Comment adresser l’enjeu de décarbonation dans votre entreprise industrielle ?

1 février 2024

La décarbonation de l’industrie est plus que jamais au centre des questionnements et des débats. Alors que de nouveaux dispositifs de financement ont vu le jour en 2020 pour encourager l’émergence et la réalisation de projets de décarbonation ainsi que l’innovation dans le secteur industriel, le prix de la tonne de carbone a atteint en 2022, puis en 2023, des niveaux records.

Quels sont les enjeux de la décarbonation de l’industrie ? Comment mettre en place des actions gagnantes pour améliorer votre empreinte carbone et votre compétitivité en anticipant l’agenda réglementaire ? Le point sur vos questions…

Qu'est-ce que la décarbonation de l'industrie ?

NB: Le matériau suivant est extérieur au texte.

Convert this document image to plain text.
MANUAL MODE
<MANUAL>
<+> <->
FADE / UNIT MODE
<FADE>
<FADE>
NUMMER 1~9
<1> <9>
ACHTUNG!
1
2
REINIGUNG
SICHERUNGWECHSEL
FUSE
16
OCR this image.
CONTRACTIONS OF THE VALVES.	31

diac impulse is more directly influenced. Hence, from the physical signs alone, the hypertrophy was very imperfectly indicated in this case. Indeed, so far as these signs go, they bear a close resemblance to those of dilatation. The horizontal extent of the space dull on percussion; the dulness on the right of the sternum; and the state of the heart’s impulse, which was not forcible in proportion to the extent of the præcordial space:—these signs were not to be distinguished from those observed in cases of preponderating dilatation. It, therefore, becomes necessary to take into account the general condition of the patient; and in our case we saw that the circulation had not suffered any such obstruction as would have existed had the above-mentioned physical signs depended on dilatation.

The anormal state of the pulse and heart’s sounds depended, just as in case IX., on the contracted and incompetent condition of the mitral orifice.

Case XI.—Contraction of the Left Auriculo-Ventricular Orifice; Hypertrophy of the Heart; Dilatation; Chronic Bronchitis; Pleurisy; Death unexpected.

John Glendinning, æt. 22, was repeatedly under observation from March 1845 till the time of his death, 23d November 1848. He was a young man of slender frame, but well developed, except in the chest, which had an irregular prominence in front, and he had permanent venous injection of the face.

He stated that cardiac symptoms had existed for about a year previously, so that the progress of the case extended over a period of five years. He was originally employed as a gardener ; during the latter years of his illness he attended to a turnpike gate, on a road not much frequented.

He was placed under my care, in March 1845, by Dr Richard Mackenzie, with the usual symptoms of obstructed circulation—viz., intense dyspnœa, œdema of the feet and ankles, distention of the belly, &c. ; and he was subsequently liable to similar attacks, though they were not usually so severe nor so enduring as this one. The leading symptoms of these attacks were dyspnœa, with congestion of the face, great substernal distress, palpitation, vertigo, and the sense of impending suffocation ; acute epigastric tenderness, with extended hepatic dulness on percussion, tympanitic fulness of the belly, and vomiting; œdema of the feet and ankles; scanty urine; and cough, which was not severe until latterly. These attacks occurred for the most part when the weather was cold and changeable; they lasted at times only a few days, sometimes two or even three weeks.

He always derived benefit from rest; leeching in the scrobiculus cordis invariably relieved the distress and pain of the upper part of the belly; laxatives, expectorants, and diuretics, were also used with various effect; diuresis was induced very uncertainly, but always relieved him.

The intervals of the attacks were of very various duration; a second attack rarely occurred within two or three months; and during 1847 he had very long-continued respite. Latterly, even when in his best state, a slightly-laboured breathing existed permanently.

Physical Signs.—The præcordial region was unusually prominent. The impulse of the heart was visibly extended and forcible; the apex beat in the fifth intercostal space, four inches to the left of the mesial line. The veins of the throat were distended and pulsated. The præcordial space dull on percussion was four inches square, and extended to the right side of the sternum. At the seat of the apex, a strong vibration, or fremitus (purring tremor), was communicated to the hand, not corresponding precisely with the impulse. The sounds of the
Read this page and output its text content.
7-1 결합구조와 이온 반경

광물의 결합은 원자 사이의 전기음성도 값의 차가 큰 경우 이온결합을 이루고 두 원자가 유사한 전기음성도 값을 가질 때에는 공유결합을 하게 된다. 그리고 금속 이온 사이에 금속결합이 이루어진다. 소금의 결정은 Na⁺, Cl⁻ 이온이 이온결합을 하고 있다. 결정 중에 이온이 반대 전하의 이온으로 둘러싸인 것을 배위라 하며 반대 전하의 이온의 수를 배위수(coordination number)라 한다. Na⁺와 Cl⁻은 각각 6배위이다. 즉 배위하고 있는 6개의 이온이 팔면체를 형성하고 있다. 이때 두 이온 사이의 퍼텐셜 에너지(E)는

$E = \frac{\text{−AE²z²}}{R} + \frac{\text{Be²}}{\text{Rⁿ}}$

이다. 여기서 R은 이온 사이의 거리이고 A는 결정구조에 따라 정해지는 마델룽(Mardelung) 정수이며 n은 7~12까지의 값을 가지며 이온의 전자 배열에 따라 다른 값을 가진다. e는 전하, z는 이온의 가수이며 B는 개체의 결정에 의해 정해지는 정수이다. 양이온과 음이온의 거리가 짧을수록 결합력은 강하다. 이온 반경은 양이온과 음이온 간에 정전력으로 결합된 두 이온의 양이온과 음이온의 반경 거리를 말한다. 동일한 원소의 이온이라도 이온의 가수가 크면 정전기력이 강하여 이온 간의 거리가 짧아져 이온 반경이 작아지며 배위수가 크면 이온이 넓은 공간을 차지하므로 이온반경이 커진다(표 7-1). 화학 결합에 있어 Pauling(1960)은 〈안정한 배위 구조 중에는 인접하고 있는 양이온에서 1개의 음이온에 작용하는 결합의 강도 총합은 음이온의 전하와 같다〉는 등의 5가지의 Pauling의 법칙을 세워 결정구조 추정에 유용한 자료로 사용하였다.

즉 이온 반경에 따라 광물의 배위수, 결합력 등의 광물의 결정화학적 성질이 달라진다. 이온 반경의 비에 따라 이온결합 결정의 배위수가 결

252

La décarbonation consiste à remplacer des énergies fossiles très émettrices de CO2 (pétrole, charbon ou gaz) par des énergies renouvelables (éolien, hydraulique, biomasse, solaire, etc.) ou non carbonées (nucléaire). Face aux effets du dérèglement climatique, la décarbonation de l’industrie est un enjeu environnemental, écologique et sociétal fort. Et c’est en plus un formidable levier de performance et de compétitivité pour les entreprises.

Pour décarboner votre site, plusieurs pistes peuvent être explorées, comme la modernisation de vos équipements, l’amélioration de vos outils de production ou les investissements dans de nouvelles technologies. En identifiant, puis en réalisant des actions de décarbonation, vous améliorez l’efficacité énergétique de vos sites industriels, faites une économie substantielle sur votre facture énergétique et réduisez vos émissions de gaz à effet de serre.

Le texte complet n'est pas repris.